The comment about the merchant being the weak link is my experience. Once, back in the days of imprint transactions I had a $600 charge for sports equipment. Apparently a local merchant had someone go through their waste paper and found the carbon paper from a transaction. The fraud transaction didn't even have the correct first name and was even a call in order for delivery. It should have smelled like fraud. Another time I had 2 charges from California show up. I only did business with one merchant in California and had faxed my card information to them for recurring billing. When I called them up they played dumb suggesting that no it could not be them. When I asked them about who all had access to the fax machine they finally confessed that the fax machine was next to the office copier and that they had recently fired an employee because another customer had also reported a card issue. I had a 3rd breach but don't recall that we ever got to the bottom of it. In all cases the charges were cancelled. But over a 35 year period that is not bad.
go west young man
(4,856 posts)implementing the new technology for the rest to follow suit. Once everybody started using that secure card it becomes a race for the rest of these mainstream lazy greedy ass banks to move their asses.
DallasNE
(7,403 posts)And would be more complex by far than when Visa and MasterCard expanded the cardholder number from 13 to 16 positions (when they were running out of numbers). There are also Amex, Discoverer, private gift cards and other cards.

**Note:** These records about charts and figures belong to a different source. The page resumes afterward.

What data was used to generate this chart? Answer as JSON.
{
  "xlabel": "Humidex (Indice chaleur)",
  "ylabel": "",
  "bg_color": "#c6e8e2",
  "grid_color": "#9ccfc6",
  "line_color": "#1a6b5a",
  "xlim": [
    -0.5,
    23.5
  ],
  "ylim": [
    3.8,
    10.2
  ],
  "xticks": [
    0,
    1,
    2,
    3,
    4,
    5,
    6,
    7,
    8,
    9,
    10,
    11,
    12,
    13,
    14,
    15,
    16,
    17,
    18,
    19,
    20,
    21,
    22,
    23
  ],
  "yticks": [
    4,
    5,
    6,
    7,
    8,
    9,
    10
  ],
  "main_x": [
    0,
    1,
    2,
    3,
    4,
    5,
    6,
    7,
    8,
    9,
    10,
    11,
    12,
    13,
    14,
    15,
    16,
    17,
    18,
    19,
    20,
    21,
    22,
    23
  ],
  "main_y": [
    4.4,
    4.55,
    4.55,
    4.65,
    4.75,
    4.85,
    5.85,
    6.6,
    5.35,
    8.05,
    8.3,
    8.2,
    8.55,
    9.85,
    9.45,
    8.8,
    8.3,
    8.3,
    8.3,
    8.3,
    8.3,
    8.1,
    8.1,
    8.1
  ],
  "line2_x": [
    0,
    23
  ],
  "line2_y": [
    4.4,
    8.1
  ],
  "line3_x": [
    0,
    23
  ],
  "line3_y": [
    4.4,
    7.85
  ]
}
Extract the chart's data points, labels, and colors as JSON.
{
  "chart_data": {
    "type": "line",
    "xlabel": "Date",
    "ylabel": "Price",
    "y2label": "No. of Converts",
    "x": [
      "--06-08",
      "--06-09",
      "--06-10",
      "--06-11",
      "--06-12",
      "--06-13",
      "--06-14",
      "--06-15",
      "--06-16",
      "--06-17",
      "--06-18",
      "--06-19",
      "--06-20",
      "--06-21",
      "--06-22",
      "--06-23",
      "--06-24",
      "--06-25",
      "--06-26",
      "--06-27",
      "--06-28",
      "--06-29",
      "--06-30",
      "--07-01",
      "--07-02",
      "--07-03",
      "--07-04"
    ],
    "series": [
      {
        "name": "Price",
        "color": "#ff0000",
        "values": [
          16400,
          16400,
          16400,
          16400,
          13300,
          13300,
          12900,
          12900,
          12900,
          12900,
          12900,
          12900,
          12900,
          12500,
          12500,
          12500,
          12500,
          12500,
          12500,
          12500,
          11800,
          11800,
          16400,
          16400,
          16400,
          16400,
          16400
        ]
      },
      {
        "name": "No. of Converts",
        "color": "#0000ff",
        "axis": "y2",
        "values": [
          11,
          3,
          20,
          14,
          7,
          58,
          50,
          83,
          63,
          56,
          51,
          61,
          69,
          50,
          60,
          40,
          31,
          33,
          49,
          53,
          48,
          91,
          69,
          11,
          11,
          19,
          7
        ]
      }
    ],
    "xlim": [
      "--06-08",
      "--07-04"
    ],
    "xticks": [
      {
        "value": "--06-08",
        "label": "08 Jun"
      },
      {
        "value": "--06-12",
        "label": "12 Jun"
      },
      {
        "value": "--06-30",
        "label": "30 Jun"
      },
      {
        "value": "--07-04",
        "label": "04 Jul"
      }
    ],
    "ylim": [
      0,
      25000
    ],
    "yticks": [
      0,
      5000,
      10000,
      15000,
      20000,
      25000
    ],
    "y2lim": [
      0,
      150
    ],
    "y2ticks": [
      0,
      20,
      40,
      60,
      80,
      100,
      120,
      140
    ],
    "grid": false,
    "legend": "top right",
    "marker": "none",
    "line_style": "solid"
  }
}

Obviously, merchants would need to be able to process both kinds of cards for a period of a few years. Now they could transmit a single file to the card processor as long as they passed a code in their header record to indicate which type of detail transaction follows. Programs would then need code to process both ways. Often subroutines are developed meaning the program would look at code in the header to see whether to call the old subroutine or call a newly written subroutine for the new transaction type. Reports, screens, etc. would also need to be modified to print the appropriate set of data.
As you can see, the current configuration does not lend itself to a single bank (issuer) going first and force the others to follow. The bottleneck is the merchant base, not the bank/processor (issuer or acquirer).
Question, what do visitors currently do when they come to this country and only have cards with chips and what do American's do when they go overseas with swipe cards? The cards are international so I might be behind the times on current capabilities. This alone should force the issue.
Sen. Walter Sobchak
(8,692 posts)The real pain was when some EU issuers did away with raised numbers.
GodlessBiker
(6,314 posts)Sen. Walter Sobchak
(8,692 posts)Retailers just aren't willing to make the investment when the liability for card swiped transactions isn't theirs and for card issuers the total losses from fraud just aren't that great and their internal loss-prevention systems are pretty effective.
All the impetus is on card-less transactions.